Revision verworfen: Verzicht auf Obergutachten und Beweiserhebung im Strafprozess

Gericht
BGH
Spruchkörper
1. Strafsenat
Aktenzeichen
1 StR 210/64
Datum
23.06.1964
Rechtsgebiet
Strafrecht
Quelle
Der Angeklagte wandte sich mit Revision gegen seine Verurteilung wegen fortgesetzter Unzucht mit einem Kinde und rügte Verfahrensfehler, insbesondere die Nichtentscheidung über einen Antrag auf Obergutachten. Der BGH verwirft die Revision als unbegründet: Ein Verzicht auf den Antrag liegt nahe, die Nichtberücksichtigung begründet keine Gehörsverletzung und ein weiterer Sachverständiger war nicht erforderlich. Auch übrige Verfahrens- und Sachrügen sind unzulässig bzw. unbegründet; Untersuchungshaft wurde auf die Strafe angerechnet.

Abstrakte Rechtssätze

1

Die Nichtentscheidung über einen vor der Hauptverhandlung gestellten Beweisantrag (§ 219 StPO) begründet die Revision nur, wenn der Antrag in der Hauptverhandlung wiederholt wurde oder daraus ein Verstoß gegen die Pflicht zur Wahrheitserforschung (§ 244 Abs. 2 StPO) folgt.

2

Ein in der Hauptverhandlung nicht erneut vorgebrachter Beweisantrag gilt als verzichtet, wenn aus den Umständen ersichtlich ist, dass die Verteidigung den Antrag nicht weiter verfolgen wollte.

3

Die Unterlassung, einen weiteren Sachverständigen oder Zeugen zu vernehmen, ist nur rechtsfehlerhaft, wenn dessen Vernehmung voraussichtlich entscheidungserhebliche neue Erkenntnisse erbracht hätte.

4

Sachrügen sind nach § 344 Abs. 2 Satz 2 StPO unzulässig, wenn nicht konkret aufgezeigt wird, welche weiteren Beweismittel hätten genutzt werden sollen; Angriffe auf die freie Beweiswürdigung sind nach § 337 StPO nicht zulässig Gegenstand der Revision.

5

Die Anrechnung der Untersuchungshaft auf die Strafe erfolgt nach § 60 StGB und kann vom Revisionsgericht überprüft und berücksichtigt werden.

Vorinstanzen

Landgericht Bamberg, 13. März 1964

Rubrum

Im Namen des Volkes

In der Strafsache gegen den Uhrmacher Heinz ███ aus ███, geboren ████████████ in ████ (Schlesien), zur Zeit in Untersuchungshaft, wegen Unzucht mit einem Kinde

hat der 1. Strafsenat des Bundesgerichtshofs in der Sitzung vom 23. Juni 1964, an der teilgenommen haben:

Senatspräsident Dr. Geier als Vorsitzender,

Bundesrichter Dr. Seibert, Bundesrichter Dr. Willms, Bundesrichter Fischer, Bundesrichter Dr. Sanders als beisitzende Richter,

Staatsanwalt Dr. ██████████████ als Vertreter der Bundesanwaltschaft,

Justizangestellter ██████████████

Tenor

Die Revision des Angeklagten gegen das Urteil des Landgerichts Bamberg vom 13. März 1964 wird verworfen.

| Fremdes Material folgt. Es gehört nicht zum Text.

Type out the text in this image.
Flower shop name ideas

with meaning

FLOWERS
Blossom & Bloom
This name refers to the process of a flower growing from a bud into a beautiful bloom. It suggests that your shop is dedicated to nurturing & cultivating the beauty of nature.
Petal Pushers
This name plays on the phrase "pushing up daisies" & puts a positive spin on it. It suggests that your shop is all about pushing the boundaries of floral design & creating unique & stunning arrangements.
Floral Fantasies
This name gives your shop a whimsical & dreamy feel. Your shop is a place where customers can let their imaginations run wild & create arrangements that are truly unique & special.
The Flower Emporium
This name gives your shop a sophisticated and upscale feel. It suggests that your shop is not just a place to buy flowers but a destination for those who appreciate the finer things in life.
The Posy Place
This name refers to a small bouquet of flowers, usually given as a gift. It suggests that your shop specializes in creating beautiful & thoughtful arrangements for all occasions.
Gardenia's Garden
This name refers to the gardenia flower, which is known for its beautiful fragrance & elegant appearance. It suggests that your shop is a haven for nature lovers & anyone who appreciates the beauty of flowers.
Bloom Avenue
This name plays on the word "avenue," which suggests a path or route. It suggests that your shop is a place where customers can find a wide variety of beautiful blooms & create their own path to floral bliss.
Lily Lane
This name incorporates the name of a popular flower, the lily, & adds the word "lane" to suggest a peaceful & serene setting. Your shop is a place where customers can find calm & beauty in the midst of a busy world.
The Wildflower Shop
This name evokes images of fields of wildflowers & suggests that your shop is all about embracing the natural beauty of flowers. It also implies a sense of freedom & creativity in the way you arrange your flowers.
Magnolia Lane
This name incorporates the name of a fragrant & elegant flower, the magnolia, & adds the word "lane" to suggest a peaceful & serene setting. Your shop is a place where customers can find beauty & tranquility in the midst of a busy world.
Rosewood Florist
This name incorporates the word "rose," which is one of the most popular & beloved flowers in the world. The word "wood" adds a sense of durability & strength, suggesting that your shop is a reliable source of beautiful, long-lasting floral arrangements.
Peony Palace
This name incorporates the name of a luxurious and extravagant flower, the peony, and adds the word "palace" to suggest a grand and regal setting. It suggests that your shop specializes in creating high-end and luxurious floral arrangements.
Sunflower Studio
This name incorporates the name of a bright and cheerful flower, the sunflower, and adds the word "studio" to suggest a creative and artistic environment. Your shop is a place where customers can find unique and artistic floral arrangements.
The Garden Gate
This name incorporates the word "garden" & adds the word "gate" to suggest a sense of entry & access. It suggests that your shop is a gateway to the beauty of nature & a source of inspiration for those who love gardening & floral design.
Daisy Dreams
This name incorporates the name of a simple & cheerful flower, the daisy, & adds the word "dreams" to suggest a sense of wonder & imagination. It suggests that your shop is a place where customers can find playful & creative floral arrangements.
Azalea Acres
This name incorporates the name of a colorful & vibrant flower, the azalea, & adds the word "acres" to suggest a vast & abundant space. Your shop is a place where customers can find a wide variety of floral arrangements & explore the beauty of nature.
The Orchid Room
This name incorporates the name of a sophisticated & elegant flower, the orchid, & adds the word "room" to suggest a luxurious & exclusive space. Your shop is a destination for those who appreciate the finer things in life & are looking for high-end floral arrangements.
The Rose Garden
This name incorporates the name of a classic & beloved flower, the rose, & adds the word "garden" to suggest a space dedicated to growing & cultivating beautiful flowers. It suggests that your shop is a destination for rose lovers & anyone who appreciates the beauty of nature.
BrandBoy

Er hat die Kosten des Rechtsmittels zu tragen.

Ihm wird die Untersuchungshaft seit dem 14. März 1964 auf die Strafe angerechnet.

Von Rechts wegen.

Gründe

Das Landgericht hat den Angeklagten wegen fortgesetzter Unzucht mit einem Kinde zu fünf Jahren Zuchthaus verurteilt. Außerdem hat es ihm die bürgerlichen Ehrenrechte auf fünf Jahre aberkannt. Mit seiner Revision beanstandet der Angeklagte das Verfahren und rügt die Verletzung des sachlichen Rechts. Das Rechtsmittel bleibt erfolglos.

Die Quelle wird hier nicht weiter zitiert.